Após cinco horas em solo indiano, uma mala esventrada por raios-x e um par de olhares ameaçadores devido a um estojo e um x-ato parti novamente em direção a Melbourne, no sul da Austrália. O sol partiu pouco depois num esgar de luz laranja, outra vez… Ficou um céu escuro e uma linha clara ténue num horizonte longínquo e acentuadamente curvo. Por momentos, toda a atmosfera tinha desaparecido, inspirada por gigantes, e tudo o que dividia a terra do infinito era aquela curva de luz que esmorecia. No fim, tudo era infinito.
A escuridão pouco durou e o sol nasceu com força e rapidez horas antes de chegar ao destino. Desci do avião bem iluminado, aquecido pelos raios de luz em revolta com o ar gélido de Inverno.
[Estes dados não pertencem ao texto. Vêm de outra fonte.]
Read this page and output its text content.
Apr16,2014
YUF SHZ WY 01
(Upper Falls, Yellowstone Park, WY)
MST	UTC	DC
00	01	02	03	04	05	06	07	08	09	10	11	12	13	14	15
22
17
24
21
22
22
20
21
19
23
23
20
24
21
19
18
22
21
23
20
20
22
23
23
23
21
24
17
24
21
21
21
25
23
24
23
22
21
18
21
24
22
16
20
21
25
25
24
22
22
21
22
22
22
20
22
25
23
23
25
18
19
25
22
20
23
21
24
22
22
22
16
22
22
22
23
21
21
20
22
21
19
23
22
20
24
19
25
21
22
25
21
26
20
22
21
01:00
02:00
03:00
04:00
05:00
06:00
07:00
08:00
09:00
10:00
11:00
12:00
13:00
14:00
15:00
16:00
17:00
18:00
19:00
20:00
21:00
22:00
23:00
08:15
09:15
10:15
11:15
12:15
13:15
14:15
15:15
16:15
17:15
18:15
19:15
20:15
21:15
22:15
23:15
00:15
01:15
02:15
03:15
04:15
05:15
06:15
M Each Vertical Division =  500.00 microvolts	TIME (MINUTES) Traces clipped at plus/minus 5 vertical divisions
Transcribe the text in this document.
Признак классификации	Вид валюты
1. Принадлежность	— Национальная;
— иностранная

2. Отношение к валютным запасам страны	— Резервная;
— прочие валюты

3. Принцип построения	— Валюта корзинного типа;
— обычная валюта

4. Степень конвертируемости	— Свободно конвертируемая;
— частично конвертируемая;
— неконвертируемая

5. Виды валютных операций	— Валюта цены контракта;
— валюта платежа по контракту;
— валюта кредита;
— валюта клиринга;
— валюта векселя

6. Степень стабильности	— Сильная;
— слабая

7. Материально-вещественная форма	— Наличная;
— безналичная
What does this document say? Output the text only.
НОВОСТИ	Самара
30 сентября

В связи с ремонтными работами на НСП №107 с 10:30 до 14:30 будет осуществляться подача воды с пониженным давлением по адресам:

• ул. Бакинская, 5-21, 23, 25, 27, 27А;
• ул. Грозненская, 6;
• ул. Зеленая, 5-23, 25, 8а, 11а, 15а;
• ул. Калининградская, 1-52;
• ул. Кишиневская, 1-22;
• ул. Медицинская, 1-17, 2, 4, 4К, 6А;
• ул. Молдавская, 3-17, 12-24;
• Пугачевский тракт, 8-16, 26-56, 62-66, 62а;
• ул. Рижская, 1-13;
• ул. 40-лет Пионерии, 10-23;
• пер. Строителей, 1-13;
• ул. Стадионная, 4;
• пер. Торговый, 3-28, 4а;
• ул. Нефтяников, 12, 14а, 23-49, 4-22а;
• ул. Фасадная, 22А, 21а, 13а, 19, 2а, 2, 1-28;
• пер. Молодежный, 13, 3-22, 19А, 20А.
Em menos de vinte e quatro horas fui do Verão ao Inverno, vi o sol pôr-se, nascer, voltar a pôr-se e voltar a nascer, sempre num espetáculo de luz e cor tão rápido como espetacular. O meu corpo dividia-se entre cansaço e entusiasmo. Senti-me a sair duma máquina do tempo e partilhei os seus efeitos secundários. Estava confuso, o corpo descompensado e o meu relógio biológico aparentava falhas graves. A solução passou pela dedicação empenhada ao sono. Dormi durante quatro dias.
Nota sobre o ponto 2. – que a estupidez voluntária é uma das suas predisposições crónicas – um exemplo apropriado ao caso.
A Teoria da Evolução das Espécies (Darwin, 1859) diz-nos que as espécies garantem a continuidade consoante estarem mais ou menos adaptadas aos desafios ambientais/climáticos impostos, à sobrevivência face aos predadores e à obtenção de alimento suficiente. As respectivas evoluções estão diretamente ligadas à resposta a estes desafios. Também nos diz que, “qualquer variação nociva, por pouco que o seja, será certamente destruída”. No Homem, no seu quê de natural, estas leis atuam da mesma forma. Já quanto ao domínio do pensamento científico, lógico e social, esta espécie casmurra, tende a ter dificuldade em livrar-se do peso morto, revolvendo-se em premissas provadas erradas demonstrando traços de ignorância intencional e revolta incipiente. Um exemplo que faça sentido neste contexto:
Sabemos de três personagens muito lá atrás, na Grécia Antiga. Pitágoras, Aristóteles e Eratóstenes. O primeiro tinha a perceção que a Terra tinha forma esférica. O segundo fundamentou-o com recurso à observação atenta da Lua e das suas fases. O terceiro propôs-se a descobrir qual o diâmetro da bolinha e falhou o cálculo dos cerca de quarenta mil quilómetros em menos de 1%. Viveram entre 500 e 200 antes de Cristo. Em 1946, fotografou-se, pela primeira vez, a superfície terrestre a partir do espaço e em sessenta e nove tocou-se na superfície lunar. Atualmente, um exército de satélites mapeiam diariamente o planeta de polo a polo. O assunto parece encerrado. Mas a nossa agudeza de espírito é imatura e a forma terrestre é ainda uma questão em aberto para uma parte da população.
“I guess we’re debating how water sticks to a globe again” é o título do último espaço de debate no blog da Flat Earth Society, uma organização para o conhecimento que, desde 1956, procura refutar a ideia de que a Terra é um geóide. No seu website próprio afirma, por exemplo, que “a gravidade é uma teoria falsa, os objetos apenas caem”. O seu blog digital tornou-se um espaço para membros e críticos entrarem em discussões aleatórias aparentemente científicas cuja argumentação é frequentemente fortalecida com as palavras “teoria da conspiração”. Como primeiro ponto, na sua página de perguntas e respostas, surge a questão “Are you serious?”. Esperava uma resposta em maiúsculas mas fui surpreendido. A evolução é difícil e lenta.